The first episode, in particular, is so lore-heavy and repetitive that newcomers to the world of Avatar will likely find themselves halfway between befuddled and bored. (In one particularly awkward scene, Sokka and Katara’s grandmother recites the explanatory dialogue from the cartoon’s opening credits word-for-word). In an apparent nod to fans, the show attempts to recreate a few of the cartoon’s most iconic scenes shot-for-shot: A raging Aang leveling the Southern Air Temple with his bending, Zuko shooting vivid gouts of fire from his wrists in an otherwise colorless world. But these sequences only highlight what’s been lost in translation. There are things an animator’s pen can do that digital effects simply can’t.

While there are a few genuinely impressive set pieces, such as an acrobatic prison break and a terrifying encounter in the Spirit World, most simply feel inert. A climactic water bender-on-water bender showdown at the North Pole is about as thrilling as watching two kids having a splash fight in the shallow end.
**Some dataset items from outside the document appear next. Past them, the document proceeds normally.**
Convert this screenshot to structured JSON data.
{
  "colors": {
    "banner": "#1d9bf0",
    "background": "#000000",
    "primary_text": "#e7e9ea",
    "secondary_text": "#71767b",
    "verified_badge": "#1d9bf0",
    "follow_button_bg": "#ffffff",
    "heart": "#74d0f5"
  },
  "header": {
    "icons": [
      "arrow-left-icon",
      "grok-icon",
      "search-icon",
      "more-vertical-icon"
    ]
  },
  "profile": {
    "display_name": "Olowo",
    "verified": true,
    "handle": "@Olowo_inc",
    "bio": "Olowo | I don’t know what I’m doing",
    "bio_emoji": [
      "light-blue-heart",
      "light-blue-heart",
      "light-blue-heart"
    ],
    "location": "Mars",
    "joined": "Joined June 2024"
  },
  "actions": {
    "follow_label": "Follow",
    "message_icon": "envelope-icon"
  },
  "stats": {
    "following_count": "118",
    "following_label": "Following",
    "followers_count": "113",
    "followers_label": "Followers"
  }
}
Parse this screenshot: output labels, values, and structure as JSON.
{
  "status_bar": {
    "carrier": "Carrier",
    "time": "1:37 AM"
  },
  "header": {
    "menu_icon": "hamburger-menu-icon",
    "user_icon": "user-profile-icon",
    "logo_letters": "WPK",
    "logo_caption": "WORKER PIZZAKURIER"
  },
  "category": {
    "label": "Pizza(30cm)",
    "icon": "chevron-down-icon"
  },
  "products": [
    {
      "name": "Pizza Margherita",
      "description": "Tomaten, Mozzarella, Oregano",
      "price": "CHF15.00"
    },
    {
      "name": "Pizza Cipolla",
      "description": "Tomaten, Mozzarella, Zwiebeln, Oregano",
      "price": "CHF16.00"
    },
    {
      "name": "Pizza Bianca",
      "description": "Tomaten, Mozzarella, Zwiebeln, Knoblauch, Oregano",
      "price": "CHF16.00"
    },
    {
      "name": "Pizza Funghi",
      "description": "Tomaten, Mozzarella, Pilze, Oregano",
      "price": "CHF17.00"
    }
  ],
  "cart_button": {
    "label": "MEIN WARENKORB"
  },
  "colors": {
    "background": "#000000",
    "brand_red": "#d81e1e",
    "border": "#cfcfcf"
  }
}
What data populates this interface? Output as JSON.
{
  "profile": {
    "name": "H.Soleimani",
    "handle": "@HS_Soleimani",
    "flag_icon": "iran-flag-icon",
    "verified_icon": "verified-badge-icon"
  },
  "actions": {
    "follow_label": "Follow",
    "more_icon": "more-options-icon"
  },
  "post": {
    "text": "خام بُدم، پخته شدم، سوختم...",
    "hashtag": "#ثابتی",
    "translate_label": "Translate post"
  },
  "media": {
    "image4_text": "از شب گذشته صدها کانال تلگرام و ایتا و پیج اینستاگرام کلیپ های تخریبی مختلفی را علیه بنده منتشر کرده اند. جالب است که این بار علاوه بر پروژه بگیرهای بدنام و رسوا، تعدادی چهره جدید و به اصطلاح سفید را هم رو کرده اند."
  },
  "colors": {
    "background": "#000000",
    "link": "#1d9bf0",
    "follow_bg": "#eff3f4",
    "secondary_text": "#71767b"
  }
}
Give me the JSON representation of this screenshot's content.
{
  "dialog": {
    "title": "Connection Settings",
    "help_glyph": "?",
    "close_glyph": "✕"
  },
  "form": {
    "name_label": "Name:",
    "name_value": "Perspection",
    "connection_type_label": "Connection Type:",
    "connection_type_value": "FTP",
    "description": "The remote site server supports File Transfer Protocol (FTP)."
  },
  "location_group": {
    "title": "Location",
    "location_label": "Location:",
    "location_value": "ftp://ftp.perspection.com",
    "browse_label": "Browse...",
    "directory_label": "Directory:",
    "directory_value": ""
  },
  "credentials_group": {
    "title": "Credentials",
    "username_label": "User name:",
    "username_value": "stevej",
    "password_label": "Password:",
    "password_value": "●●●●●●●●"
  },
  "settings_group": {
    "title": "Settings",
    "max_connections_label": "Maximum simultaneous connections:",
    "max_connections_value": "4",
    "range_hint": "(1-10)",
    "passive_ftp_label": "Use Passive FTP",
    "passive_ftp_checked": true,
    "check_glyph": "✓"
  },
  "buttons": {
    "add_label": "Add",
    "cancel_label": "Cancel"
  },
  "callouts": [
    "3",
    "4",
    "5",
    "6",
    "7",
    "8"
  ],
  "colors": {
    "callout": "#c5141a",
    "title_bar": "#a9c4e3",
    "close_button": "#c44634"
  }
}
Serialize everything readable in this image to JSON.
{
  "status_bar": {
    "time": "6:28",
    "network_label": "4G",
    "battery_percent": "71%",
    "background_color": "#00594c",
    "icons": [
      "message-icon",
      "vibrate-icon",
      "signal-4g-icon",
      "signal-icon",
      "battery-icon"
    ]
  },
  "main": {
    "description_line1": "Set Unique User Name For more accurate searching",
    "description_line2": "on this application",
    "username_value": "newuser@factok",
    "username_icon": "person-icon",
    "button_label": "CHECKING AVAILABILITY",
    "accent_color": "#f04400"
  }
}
Also, watching adults bully and attack a cartoon child is one thing, but witnessing, say, an elderly King Bumi (Utkarsh Ambudkar, slathered in an unnerving amount of old-age makeup) hurl boulders at a real-life child is hard to stomach. These shortcomings could be forgiven if the basics were in place. But there isn’t much to work with in the terrible writing and acting that seldom rises above the level of small-town community theater.

A few performances rise above the muck. As a sympathetic antihero with an epic character arc, Zuko is the original series’ most iconic character. Though he’s hamstrung by the script, PEN15’s Liu does a decent job of conveying the Fire Prince’s inner conflict, particularly in flashback scenes opposite a sinister Daniel Dae Kim as his calculating, abusive father, King Ozai. Once he settles into his role, Ousley provides some much-needed comic relief as the wisecracking Sokka. Most of the other actors flounder. Many of the younger performers seem lost, while the adults simply look bored.

In the end, it’s hard to say who this version of Avatar is for, exactly. Fans of the original will be disappointed with the show’s charmless, uncanny-valley riff on the world they know and love. Newcomers may be put off in general. There’s an argument to be made for live-action versions of beloved animated series; Netflix’s own One Piece, for example, is a rollicking remix of the classic anime that gleefully embraces its cartoonishness. Avatar: The Last Airbender tries so hard to heft the weight of its legacy that it ends up sweating bullets.

Avatar: The Last Airbender premieres on Netflix on February 22

Correction: An earlier version of this review mistakenly stated there are 10 episodes. There are eight.